"Teladan Bagi Para Wanita"

Virginia Monagle, seorang Supernumerari dalam Opus Dei, baru saja meninggal karena kanker payudara. Setelah memahami bahwa dia tak akan bisa punya anak, dia membantu mencarikan 4 sekolah serta menganjurkan orang lain untuk memiliki banyak anak. Artikel ini dicetak dalam 'The Australian'.

Kebiasaan orang mengirim kartu Natal sudah mulai berkurang. Tahun ini, dari sejumlah kartu yang kami terima, ada satu yang paling menyentuh hati kami adalah dari seorang teman terkasih yang sedang sekarat. Saya menerima kiriman kartu Natal dari Virginia, dengan tulisan tangan yang agak gamang, di malam Natal dan pada tanggal 29 Desember, dia meninggal.

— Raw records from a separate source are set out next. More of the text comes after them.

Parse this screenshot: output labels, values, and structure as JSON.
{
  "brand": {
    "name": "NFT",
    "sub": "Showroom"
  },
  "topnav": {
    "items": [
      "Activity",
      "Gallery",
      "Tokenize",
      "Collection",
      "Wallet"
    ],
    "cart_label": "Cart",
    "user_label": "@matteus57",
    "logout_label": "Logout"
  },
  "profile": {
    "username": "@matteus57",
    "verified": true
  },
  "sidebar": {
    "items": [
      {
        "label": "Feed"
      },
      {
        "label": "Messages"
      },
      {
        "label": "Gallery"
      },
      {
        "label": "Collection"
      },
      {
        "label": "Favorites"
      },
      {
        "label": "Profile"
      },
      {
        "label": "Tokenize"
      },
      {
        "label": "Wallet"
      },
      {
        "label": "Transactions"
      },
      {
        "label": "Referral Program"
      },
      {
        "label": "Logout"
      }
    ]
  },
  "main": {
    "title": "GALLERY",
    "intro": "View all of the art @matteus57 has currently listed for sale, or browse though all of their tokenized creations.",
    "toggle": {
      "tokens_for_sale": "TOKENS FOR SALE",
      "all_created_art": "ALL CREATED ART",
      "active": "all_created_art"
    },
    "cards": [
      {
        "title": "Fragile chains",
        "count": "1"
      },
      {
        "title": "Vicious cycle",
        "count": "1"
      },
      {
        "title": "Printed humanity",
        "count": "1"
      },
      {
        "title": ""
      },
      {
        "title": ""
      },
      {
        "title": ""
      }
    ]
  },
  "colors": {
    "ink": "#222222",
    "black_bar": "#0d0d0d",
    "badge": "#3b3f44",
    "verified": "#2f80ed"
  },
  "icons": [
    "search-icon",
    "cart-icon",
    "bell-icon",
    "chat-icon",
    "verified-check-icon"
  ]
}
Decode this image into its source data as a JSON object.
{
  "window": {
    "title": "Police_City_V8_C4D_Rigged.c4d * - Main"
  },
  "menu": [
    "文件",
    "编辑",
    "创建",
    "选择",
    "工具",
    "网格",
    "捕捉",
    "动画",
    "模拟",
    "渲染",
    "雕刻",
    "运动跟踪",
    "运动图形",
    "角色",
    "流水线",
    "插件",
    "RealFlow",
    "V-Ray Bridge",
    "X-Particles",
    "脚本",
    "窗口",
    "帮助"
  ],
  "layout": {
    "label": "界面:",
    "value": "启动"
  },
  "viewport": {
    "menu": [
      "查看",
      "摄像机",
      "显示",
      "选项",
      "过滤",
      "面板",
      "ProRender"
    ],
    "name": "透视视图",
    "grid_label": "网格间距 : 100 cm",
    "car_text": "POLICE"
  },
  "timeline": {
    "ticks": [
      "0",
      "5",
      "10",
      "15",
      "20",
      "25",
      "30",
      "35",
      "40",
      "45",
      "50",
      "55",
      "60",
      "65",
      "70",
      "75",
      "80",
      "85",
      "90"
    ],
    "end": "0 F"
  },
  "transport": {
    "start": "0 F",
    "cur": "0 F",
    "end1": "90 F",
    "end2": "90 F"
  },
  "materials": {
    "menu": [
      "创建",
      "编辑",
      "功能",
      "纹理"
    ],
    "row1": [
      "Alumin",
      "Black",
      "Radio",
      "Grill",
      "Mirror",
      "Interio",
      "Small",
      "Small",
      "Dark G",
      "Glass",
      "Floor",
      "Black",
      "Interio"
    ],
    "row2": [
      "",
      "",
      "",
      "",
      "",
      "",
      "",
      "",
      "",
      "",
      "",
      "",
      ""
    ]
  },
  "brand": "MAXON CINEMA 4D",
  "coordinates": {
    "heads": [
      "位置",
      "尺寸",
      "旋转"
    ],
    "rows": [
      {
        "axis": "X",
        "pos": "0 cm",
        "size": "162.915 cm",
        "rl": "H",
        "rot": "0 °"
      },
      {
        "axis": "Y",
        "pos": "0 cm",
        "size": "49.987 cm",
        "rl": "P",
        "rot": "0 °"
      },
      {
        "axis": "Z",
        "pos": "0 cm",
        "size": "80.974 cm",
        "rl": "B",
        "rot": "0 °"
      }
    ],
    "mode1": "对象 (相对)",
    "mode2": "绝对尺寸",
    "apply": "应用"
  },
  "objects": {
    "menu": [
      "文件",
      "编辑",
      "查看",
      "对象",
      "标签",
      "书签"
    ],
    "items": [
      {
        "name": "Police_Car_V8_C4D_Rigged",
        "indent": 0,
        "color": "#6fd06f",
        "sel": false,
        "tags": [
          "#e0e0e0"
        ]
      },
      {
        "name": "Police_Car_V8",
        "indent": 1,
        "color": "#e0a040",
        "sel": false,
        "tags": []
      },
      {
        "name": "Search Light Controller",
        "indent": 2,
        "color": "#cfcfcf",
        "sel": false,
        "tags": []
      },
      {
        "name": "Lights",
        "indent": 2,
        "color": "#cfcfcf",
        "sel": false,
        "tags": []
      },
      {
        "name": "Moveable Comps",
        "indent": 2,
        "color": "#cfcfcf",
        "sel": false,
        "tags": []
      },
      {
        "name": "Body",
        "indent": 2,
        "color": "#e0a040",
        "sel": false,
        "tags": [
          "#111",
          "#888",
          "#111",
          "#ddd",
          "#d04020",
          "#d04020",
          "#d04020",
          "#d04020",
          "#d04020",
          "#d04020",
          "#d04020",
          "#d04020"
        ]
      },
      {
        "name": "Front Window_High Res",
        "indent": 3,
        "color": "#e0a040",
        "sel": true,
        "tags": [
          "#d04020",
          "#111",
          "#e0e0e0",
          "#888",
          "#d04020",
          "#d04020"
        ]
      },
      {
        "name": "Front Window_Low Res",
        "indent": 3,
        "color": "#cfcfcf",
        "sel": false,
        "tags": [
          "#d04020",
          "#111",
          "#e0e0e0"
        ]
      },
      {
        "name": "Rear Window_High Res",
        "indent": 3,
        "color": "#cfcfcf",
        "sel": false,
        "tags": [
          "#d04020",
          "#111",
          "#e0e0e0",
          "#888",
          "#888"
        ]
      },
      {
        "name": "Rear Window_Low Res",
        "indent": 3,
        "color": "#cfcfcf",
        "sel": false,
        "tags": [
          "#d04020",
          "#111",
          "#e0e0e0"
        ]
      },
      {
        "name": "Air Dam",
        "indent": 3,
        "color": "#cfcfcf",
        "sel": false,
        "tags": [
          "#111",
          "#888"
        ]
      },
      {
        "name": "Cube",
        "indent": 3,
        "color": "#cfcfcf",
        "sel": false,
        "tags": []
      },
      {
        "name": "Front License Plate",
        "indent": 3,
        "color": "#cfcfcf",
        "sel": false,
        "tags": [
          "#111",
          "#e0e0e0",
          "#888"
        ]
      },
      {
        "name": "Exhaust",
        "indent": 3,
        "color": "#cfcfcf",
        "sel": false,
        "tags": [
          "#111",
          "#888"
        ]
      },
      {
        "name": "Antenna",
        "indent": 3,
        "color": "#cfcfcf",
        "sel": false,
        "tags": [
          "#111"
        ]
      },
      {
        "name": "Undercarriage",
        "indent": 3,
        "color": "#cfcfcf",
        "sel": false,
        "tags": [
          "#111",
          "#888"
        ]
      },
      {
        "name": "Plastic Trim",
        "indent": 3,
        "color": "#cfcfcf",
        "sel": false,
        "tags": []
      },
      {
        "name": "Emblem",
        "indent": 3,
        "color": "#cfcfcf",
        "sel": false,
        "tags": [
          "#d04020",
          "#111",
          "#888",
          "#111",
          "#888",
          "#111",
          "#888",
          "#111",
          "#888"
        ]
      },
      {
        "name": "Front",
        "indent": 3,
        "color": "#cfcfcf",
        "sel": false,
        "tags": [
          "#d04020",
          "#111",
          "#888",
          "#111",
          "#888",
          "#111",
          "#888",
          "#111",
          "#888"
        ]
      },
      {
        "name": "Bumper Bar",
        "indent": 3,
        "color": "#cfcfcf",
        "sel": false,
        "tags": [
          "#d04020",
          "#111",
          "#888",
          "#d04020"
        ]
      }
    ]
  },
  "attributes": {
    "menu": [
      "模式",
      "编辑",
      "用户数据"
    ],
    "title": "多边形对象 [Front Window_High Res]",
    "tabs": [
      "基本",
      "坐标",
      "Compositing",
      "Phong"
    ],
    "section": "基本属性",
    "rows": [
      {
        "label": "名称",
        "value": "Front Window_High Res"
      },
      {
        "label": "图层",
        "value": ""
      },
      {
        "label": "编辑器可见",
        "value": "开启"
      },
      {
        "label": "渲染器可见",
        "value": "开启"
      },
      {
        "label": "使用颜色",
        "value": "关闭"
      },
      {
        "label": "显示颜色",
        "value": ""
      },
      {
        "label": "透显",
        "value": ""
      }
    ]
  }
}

Hanyalah orang seperti Virginia Anne Monagle (nee Corry) yang masih berpikiran untuk mengirimi temannya sebuah kartu ucapan di saat-saat Virginia tengah menghadapi hari-hari akhir hidupnya. Dalam tubuhnya tumbuh kanker lain setelah tahun lalu dia terkena kanker payudara. Saya melihatnya pada bulan Mei lalu, dia sungguh tampak menawan dalam setelan hitam yang menakjubkan dengan model rambut pendeknya yang baru.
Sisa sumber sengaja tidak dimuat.